Für den perfekten Auftritt muss selbst das kleinste Detail stimmen, nichts wird dem Zufall überlassen. „Der Look, den das Model bekommt, steht vorher fest und der Haar-Direktor der Show zeigt den einzelnen Fiseuren dann, wie es gemacht wird“, erzählt Güney. Jede Strähne muss halten: „Es werden Unmengen an Haarspray verbraucht. Und selbst an einem einfachen Pferdeschwanz arbeitet man auf der Fashion Week schon mal eine Stunde“, erzählt sie.

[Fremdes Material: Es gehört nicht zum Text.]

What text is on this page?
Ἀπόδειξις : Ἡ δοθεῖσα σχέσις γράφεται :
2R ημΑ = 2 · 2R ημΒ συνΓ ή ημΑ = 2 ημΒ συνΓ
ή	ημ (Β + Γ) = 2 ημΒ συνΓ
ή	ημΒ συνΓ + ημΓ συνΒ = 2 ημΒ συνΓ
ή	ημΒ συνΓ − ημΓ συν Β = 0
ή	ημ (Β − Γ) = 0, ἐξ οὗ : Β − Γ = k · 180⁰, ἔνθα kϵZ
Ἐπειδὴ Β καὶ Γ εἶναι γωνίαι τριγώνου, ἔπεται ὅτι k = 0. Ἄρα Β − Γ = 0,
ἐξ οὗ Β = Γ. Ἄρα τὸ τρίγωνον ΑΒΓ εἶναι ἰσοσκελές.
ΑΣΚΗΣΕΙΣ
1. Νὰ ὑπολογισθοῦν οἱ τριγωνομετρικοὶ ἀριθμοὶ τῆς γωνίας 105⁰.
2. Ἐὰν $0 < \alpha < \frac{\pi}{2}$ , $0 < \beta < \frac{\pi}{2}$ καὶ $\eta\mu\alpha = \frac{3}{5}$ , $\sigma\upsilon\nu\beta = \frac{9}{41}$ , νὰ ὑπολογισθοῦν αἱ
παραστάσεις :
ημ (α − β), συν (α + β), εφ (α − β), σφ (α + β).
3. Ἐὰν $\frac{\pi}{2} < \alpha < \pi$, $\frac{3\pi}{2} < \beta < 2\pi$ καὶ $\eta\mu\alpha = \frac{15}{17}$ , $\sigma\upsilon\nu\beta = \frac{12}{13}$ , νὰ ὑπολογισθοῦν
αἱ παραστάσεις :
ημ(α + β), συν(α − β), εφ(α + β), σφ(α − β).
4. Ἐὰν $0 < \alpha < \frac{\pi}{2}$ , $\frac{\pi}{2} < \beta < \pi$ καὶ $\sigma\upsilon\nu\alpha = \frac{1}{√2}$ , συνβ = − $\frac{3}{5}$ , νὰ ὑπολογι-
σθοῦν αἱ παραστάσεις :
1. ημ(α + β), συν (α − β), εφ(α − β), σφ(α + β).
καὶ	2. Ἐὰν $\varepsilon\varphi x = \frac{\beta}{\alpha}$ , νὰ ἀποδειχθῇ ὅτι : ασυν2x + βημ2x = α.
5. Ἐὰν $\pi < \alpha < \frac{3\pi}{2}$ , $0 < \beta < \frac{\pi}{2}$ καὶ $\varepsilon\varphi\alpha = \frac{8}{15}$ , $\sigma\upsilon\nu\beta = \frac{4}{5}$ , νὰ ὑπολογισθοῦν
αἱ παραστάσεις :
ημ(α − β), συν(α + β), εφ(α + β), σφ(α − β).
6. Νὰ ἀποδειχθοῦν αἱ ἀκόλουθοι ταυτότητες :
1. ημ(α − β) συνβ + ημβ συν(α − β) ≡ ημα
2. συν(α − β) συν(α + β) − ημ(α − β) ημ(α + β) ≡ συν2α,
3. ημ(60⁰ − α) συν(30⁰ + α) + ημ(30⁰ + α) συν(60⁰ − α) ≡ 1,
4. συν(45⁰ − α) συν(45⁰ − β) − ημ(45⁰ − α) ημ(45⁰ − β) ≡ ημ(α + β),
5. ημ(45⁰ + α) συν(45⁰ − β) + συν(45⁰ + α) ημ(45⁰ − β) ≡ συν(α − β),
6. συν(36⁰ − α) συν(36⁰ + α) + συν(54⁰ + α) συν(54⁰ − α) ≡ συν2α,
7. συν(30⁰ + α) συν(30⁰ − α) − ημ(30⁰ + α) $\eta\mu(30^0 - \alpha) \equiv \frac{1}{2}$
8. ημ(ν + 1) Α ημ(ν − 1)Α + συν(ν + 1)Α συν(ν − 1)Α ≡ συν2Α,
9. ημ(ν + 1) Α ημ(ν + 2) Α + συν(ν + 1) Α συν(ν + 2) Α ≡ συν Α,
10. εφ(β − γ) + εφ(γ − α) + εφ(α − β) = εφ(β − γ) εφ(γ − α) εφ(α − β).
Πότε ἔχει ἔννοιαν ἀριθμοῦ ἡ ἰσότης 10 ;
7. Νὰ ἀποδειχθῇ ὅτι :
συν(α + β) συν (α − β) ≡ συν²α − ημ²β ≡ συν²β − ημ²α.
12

Bis zu drei Friseure arbeiten an einem Modell
Teilweise arbeite man zu drei Friseuren an einem Kopf: „Das passiert, wenn die Models spät kommen, dann muss alles ganz schnell gehen“. Es sei zwar durchaus eine Herausforderung gewesen, aber sie sei mit dem Anforderungsniveau der Frisuren gut zurecht gekommen, erzählt Güney. Jede einzelne fertige Friseur werde vom Haar-Direktor kontrolliert, bevor es auf die Bühne geht. „Und wenn es ihm nicht gefällt, dass muss alles ganz schnell neu gemacht werden, aber mir ist das zum Glück nie passiert.“
Im Keller einer ehemaligen jüdischen Synagoge, in der die Shows stattfanden, arbeiteten manchmal bis zu 120 Friseure gleichzeitig, es war laut, heiß und stickig, die Luft voller Haarspray. „Ich habe das gar nicht gemerkt. Ich war so fokussiert und voller Adrenalin, die Zeit ist einfach vorbeigeflogen.“ Die Models seien nicht sehr gesprächig, aber alle freundlich gewesen. Manche hätten einfach nur vor sich hingestarrt, andere das Handy nicht aus der Hand gelegt. „Ich bin so ein Typ: Ich frage immer, ob es okay ist, oder ob es weh tut. Das waren die Mädchen gar nicht gewöhnt, denn manche Kollegen haben wenig Rücksicht genommen. Ich will aber, dass beide Seiten gut zusammenarbeiten“.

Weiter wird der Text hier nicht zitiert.